Filtrage HTTP/3 et évolution de CoreLibs
Le moteur de filtrage CoreLibs d’AdGuard n’a cessé d’évoluer ces dernières années. La v7.15 a introduit le filtrage HTTP/3 (HTTP-over-QUIC). Par rapport au protocole TCP, QUIC offre une latence de connexion plus faible et un meilleur multiplexage, ce qui améliore nettement l’expérience sur les réseaux instables. AdGuard peut désormais identifier et bloquer les requêtes publicitaires basées sur QUIC, augmentant ainsi le taux de blocage et réduisant les fuites.

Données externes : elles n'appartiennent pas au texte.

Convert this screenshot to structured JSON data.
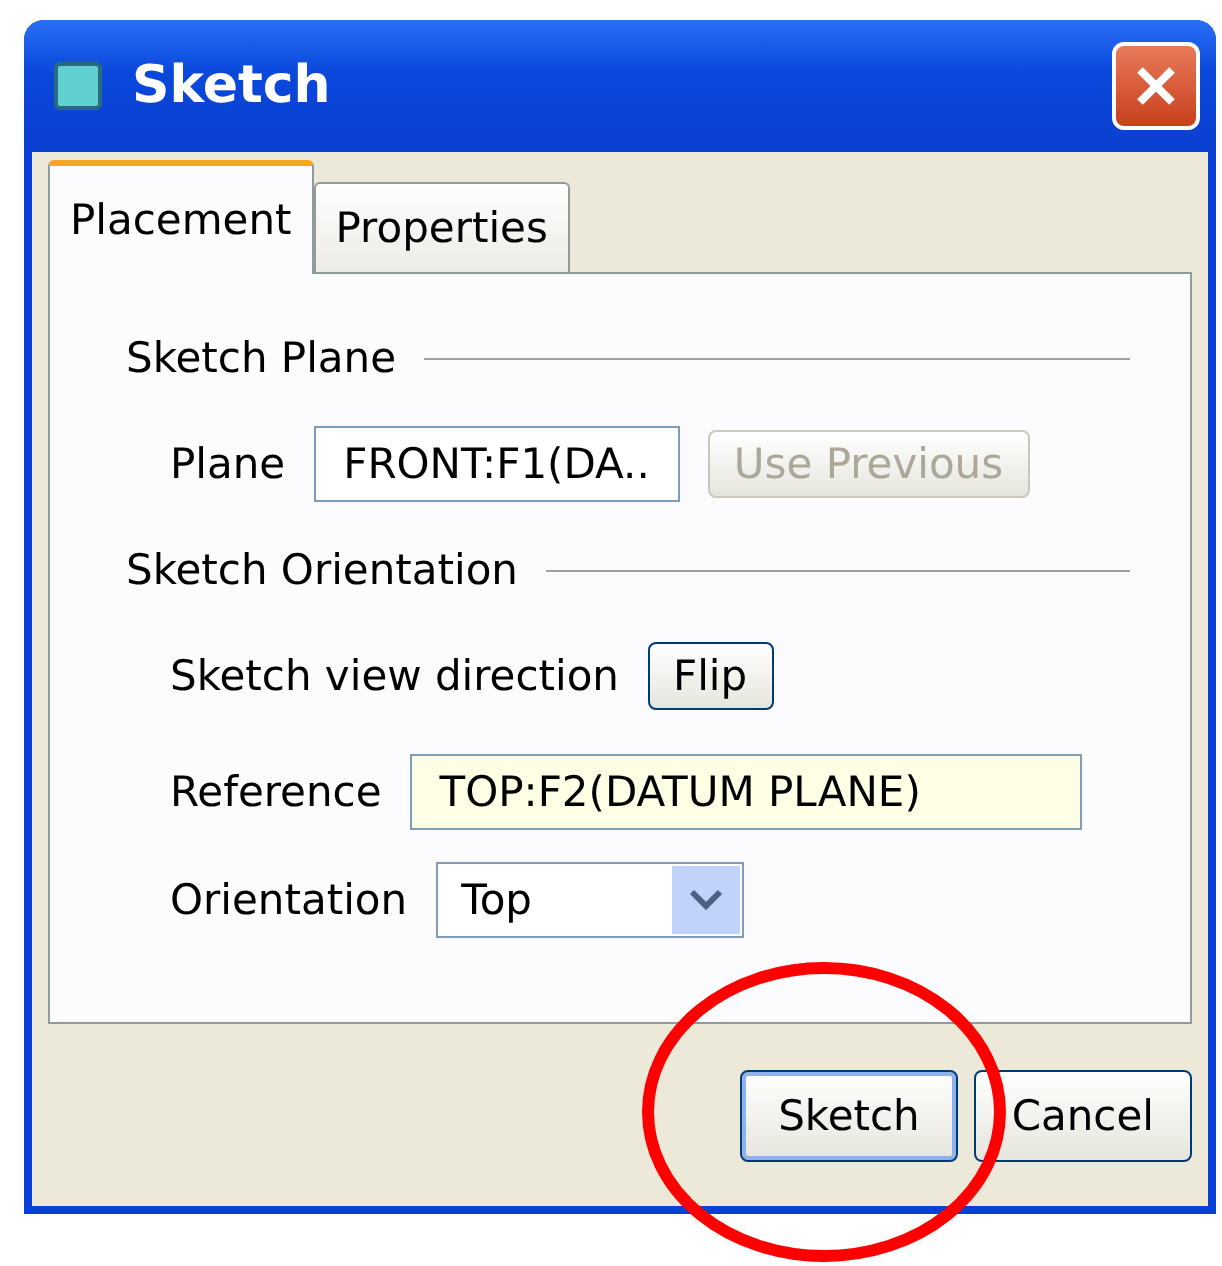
{
  "window": {
    "title": "Sketch"
  },
  "tabs": [
    {
      "label": "Placement",
      "selected": true
    },
    {
      "label": "Properties",
      "selected": false
    }
  ],
  "sketch_plane": {
    "heading": "Sketch Plane",
    "plane": {
      "label": "Plane",
      "value": "FRONT:F1(DA.."
    },
    "use_previous": {
      "label": "Use Previous",
      "disabled": true
    }
  },
  "sketch_orientation": {
    "heading": "Sketch Orientation",
    "view_direction": {
      "label": "Sketch view direction",
      "button": "Flip"
    },
    "reference": {
      "label": "Reference",
      "value": "TOP:F2(DATUM PLANE)"
    },
    "orientation": {
      "label": "Orientation",
      "value": "Top"
    }
  },
  "buttons": [
    {
      "label": "Sketch",
      "default": true
    },
    {
      "label": "Cancel",
      "default": false
    }
  ],
  "annotation": {
    "kind": "circle"
  }
}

J’ai effectué un petit test sur mon Surface Pro X après avoir installé la v7.17 : sur YouTube, Bilibili, les portails d’actualités et autres sites courants, l’efficacité du blocage des publicités est identique à celle de la version x86, et la vitesse de chargement des pages est même légèrement supérieure grâce à l’optimisation QUIC. Depuis la mise à jour de CoreLibs vers la v1.14.53, la fonction expérimentale Encrypted ClientHello (ECH) progresse également. ECH permet de chiffrer la dernière partie en clair de la poignée de main TLS. Une fois cette fonction activée par défaut, le dernier kilomètre de la protection de la vie privée sera franchi.